Аметист - Мэри-Роуз Хейз
Шрифт:
Интервал:
Закладка:
— По просьбе Танкреди. Он нам позвонил.
Виктория выглядела ошеломленной.
— Тан-кре-ди позвонил? Когда?
— Три дня назад. И говорил очень встревоженно, — ответила Джесс.
— Гвиннет прилетела из Нью-Йорка, — вставила Катриона. — А Джесс проделала свой путь из Мехико.
— Мехико, — эхом повторила Виктория. — Это действительно далеко. — Она сосредоточенно разглядывала подруг, вероятно, пытаясь уловить смысл их приезда. — Но что вам сказал Танкреди?
Джесс глубоко вздохнула. Она была сбита с толку. Неужели их в конце концов одурачили самым глупым образом?
— Он сказал, что мы нужны тебе. Мы приехали помочь.
— Боюсь, что уже не сможете, — покачала головой Виктория.
Ее длинные прямые волосы ярко блестели в свете ламп.
В холле стоял жуткий холод. Тоном, каким запоздало извиняются перед гостями, приехавшими после пятичасового чая, Виктория добавила:
— Спасибо, что приехали, в любом случае очень мило с вашей стороны.
Подруги не знали, что же им делать дальше. Не ждет ли Виктория, что они тотчас развернутся и уберутся восвояси?
— А Танкреди здесь? — спросила Гвиннет. — Может, нам лучше поговорить с ним?
Губы Виктории исказила бессмысленная улыбка.
— Он — наверху. В своей комнате.
Но Виктория и не пошевелилась, чтобы провести подруг к брату.
Гвиннет нервно хрустнула суставами пальцев.
— Могу я подняться? Я знаю, где его комната.
Словно это было только вчера, Гвин представила эту уединенную монашескую комнату с высокими арочными окнами и односпальной кроватью, стол, книги и старинный кувшин с тазом.
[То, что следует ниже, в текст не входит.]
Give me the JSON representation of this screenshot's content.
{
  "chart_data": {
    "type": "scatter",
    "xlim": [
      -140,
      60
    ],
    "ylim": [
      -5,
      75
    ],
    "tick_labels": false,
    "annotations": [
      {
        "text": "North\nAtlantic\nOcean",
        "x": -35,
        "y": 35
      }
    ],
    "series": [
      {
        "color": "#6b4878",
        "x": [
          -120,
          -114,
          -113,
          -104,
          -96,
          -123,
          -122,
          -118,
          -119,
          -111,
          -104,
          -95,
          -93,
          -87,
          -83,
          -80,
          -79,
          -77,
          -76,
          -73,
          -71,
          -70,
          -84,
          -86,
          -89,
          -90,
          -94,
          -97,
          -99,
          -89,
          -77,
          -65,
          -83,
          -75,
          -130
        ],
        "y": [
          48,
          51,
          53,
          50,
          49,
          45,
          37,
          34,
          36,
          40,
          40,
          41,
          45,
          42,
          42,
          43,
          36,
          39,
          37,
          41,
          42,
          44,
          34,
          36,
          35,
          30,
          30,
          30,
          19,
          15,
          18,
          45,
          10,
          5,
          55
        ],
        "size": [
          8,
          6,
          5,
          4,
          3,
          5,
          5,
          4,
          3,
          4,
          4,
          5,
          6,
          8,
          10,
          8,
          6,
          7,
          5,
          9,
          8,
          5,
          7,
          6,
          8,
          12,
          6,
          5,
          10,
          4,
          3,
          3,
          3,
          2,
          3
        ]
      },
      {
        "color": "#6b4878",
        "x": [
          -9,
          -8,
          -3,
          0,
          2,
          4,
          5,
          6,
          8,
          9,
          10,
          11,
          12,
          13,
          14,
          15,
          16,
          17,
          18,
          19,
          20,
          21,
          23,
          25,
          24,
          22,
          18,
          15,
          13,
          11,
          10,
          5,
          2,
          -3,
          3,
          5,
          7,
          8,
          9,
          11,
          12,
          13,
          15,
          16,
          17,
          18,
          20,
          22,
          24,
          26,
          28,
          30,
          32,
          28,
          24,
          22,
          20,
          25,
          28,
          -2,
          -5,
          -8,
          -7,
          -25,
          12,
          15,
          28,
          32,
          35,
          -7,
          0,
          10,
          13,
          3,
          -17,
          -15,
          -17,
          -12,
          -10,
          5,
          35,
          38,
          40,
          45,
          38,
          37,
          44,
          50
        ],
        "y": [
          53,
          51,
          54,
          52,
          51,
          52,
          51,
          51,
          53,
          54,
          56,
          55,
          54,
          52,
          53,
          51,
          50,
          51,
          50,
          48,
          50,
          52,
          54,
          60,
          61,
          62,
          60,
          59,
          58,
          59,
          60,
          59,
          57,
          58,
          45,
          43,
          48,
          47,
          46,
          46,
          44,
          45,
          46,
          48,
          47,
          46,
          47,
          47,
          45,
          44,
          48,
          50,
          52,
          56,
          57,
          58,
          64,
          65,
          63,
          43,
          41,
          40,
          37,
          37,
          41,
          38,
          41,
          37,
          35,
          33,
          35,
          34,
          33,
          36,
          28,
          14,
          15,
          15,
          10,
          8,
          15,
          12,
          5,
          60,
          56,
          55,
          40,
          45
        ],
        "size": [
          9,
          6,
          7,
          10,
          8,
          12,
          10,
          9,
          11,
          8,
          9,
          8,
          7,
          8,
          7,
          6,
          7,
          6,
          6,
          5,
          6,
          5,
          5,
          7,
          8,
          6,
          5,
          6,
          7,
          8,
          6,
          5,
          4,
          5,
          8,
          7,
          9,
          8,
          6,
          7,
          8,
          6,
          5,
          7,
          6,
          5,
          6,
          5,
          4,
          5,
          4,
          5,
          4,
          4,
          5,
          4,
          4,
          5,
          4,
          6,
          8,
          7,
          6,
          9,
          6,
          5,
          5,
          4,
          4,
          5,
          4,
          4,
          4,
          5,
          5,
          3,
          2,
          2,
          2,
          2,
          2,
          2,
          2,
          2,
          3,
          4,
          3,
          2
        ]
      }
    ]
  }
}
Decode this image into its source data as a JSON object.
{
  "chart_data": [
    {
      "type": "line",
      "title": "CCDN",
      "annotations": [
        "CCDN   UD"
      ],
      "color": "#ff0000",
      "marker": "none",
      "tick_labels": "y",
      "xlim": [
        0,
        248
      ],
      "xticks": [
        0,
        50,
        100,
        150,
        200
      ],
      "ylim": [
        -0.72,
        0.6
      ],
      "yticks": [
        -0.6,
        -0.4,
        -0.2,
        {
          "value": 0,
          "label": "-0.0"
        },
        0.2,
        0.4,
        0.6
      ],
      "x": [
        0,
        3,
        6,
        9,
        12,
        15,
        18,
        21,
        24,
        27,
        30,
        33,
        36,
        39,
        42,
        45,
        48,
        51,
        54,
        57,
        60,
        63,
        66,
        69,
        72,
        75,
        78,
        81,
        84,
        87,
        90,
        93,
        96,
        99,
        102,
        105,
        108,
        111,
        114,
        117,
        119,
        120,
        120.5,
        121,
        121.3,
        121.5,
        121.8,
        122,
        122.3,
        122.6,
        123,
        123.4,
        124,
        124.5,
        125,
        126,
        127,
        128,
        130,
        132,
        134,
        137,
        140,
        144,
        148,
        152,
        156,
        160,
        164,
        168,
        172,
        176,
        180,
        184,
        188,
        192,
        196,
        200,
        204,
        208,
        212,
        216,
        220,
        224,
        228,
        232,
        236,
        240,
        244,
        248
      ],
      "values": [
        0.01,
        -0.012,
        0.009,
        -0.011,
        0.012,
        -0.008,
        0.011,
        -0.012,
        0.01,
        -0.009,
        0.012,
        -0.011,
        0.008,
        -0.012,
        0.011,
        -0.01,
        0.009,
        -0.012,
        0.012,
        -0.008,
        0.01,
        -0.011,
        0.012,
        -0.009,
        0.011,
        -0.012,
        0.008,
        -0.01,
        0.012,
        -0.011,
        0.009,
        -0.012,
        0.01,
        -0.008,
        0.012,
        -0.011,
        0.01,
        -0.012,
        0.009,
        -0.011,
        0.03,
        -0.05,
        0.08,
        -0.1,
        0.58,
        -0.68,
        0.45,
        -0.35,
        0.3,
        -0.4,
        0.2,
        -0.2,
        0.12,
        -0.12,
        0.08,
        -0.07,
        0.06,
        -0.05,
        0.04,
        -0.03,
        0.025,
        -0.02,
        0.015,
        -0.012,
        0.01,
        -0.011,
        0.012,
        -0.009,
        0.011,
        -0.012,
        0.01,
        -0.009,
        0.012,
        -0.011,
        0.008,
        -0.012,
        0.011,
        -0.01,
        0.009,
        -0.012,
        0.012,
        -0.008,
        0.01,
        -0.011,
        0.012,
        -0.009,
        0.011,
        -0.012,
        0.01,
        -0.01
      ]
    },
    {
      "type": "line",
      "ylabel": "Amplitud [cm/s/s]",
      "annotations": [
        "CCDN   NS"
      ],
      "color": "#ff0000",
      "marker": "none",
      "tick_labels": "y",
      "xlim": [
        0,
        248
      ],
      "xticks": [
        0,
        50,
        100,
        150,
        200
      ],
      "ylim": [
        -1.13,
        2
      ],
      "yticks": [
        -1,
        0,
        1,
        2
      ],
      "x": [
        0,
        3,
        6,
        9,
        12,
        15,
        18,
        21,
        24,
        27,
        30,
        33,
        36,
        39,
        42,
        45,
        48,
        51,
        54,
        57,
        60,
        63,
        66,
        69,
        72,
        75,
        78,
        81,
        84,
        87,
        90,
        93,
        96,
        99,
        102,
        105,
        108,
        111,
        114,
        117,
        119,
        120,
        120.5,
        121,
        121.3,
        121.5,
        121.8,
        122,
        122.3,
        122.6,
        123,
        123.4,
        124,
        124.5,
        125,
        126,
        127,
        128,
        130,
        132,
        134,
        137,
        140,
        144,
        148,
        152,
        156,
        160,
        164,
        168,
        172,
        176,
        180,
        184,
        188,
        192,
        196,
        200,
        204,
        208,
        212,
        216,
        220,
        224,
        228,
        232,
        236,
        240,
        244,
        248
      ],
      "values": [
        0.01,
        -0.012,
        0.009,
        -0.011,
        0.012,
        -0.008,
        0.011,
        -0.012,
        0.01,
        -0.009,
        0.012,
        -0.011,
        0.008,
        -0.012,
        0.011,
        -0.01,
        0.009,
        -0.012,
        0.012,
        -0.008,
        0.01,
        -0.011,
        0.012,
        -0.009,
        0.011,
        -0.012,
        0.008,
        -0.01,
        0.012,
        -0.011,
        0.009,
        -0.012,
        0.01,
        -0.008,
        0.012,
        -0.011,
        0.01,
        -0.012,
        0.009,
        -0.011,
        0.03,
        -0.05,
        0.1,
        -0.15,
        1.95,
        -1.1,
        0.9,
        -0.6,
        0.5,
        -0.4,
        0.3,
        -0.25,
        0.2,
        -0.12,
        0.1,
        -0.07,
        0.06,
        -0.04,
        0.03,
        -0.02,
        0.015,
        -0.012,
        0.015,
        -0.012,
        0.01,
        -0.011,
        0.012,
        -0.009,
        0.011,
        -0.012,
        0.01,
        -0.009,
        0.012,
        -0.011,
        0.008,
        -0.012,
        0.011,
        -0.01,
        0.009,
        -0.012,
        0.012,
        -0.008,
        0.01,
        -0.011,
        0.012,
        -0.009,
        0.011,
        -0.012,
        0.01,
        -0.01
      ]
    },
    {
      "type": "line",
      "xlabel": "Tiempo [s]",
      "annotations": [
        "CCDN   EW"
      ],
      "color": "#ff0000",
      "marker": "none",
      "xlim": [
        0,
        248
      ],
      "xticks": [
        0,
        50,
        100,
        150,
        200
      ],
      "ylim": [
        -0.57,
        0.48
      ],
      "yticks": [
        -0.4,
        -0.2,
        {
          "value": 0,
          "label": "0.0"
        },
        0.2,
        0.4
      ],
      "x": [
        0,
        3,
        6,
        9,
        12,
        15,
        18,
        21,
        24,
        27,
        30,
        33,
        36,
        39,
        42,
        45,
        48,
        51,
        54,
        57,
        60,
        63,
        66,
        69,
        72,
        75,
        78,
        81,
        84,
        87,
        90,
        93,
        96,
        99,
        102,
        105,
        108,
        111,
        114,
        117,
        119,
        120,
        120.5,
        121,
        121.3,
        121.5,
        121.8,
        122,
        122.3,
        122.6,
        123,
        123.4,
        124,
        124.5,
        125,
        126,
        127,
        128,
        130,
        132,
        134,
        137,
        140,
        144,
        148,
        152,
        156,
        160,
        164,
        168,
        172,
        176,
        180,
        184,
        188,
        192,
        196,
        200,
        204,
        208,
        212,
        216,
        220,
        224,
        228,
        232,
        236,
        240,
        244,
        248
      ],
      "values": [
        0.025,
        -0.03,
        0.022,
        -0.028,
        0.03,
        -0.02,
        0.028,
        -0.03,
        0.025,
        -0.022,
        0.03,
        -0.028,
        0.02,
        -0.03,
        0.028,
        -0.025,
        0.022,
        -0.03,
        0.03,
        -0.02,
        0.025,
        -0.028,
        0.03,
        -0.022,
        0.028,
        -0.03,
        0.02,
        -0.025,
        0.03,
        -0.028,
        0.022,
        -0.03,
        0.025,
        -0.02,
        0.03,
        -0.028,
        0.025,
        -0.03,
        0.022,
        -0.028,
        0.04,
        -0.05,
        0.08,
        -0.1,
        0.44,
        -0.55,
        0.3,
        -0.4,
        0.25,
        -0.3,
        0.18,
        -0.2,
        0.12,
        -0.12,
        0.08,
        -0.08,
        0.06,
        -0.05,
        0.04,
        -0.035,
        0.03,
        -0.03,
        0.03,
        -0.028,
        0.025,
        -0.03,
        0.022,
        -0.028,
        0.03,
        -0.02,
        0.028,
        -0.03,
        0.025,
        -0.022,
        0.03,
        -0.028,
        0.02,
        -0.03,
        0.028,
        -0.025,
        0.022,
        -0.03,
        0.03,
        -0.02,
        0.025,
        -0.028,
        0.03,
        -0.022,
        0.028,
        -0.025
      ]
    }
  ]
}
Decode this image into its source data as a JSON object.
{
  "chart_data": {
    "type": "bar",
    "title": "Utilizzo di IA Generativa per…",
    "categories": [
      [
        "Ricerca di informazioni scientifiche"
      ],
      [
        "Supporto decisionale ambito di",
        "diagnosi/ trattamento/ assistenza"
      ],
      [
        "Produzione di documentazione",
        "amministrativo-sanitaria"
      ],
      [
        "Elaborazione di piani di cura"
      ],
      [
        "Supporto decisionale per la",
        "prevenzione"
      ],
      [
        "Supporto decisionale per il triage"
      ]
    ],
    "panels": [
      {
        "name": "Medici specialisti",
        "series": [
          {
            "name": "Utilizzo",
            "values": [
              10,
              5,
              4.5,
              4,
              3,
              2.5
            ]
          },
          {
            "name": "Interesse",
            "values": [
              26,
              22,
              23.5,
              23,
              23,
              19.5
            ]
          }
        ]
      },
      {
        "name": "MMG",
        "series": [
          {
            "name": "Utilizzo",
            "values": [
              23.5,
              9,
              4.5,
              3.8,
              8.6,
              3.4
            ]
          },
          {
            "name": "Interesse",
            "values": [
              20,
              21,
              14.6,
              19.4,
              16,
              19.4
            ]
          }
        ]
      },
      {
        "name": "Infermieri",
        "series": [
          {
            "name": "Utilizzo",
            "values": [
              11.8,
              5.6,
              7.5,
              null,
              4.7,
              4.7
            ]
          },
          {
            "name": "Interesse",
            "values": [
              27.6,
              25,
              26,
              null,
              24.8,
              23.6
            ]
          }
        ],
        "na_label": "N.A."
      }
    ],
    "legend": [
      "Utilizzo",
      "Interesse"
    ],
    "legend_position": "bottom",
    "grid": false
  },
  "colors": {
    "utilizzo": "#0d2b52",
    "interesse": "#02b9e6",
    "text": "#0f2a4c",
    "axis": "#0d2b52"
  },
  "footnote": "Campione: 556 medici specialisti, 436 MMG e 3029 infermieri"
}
— Если хочешь. — Виктория кивнула.
Дверь в комнату Танкреди была закрыта.
Подруги в нерешительности остановились перед ней. Из комнаты не доносилось ни звука.
— Он болен? — спросила Гвиннет шепотом. — Или спит?
Мы не хотим его беспокоить.
— Не обеспокоите. — Виктория открыла дверь, они вошли, и в нос им ударил резкий неприятный запах какого-то дезинфицирующего средства, смешанный с застаревшим «ароматом» плесени и гнили.
Старуха с жидкими седыми волосами поднялась со стула, на котором сидела, и вопросительно повернула к вошедшим каменно-застывшее лицо.
— Все в порядке, Кирсти, — успокоила старуху Виктория. — Это друзья.
Единственным звуком, сопровождавшим их путь до постели, был стук высоких каблуков Гвиннет по голому деревянному полу.
Они встали плечом к плечу у постели и безмолвно уставились на лежавшего на ней человека.
— Но это не… — начала было Гвин.
С первого взгляда это, конечно же, был не Танкреди.
На кровати лежал совершенно изможденный человек: сложенные на груди руки походили на клешни, обтянутые дряблой кожей; волосы — седые, впалые щеки густо покрыты мертвенно-бледными пятнами.
Но это был Танкреди, и он был мертв.
— Сегодня где-то около полудня, — сказала Виктория.
Гвиннет издала слабый невольный страдальческий вздох.
Катриона зажала рот руками и отвернулась.
— Мне так жаль. Я бы никогда не приехала. Мы не знали.
— Разумеется, не знали. Откуда?
Джесс неотрывно смотрела на спокойное, исчахнувшее лицо.
— Как долго он болел?
Виктория пожала плечами.
— Кто знает? Но еще два последних месяца он был не так уж и плох.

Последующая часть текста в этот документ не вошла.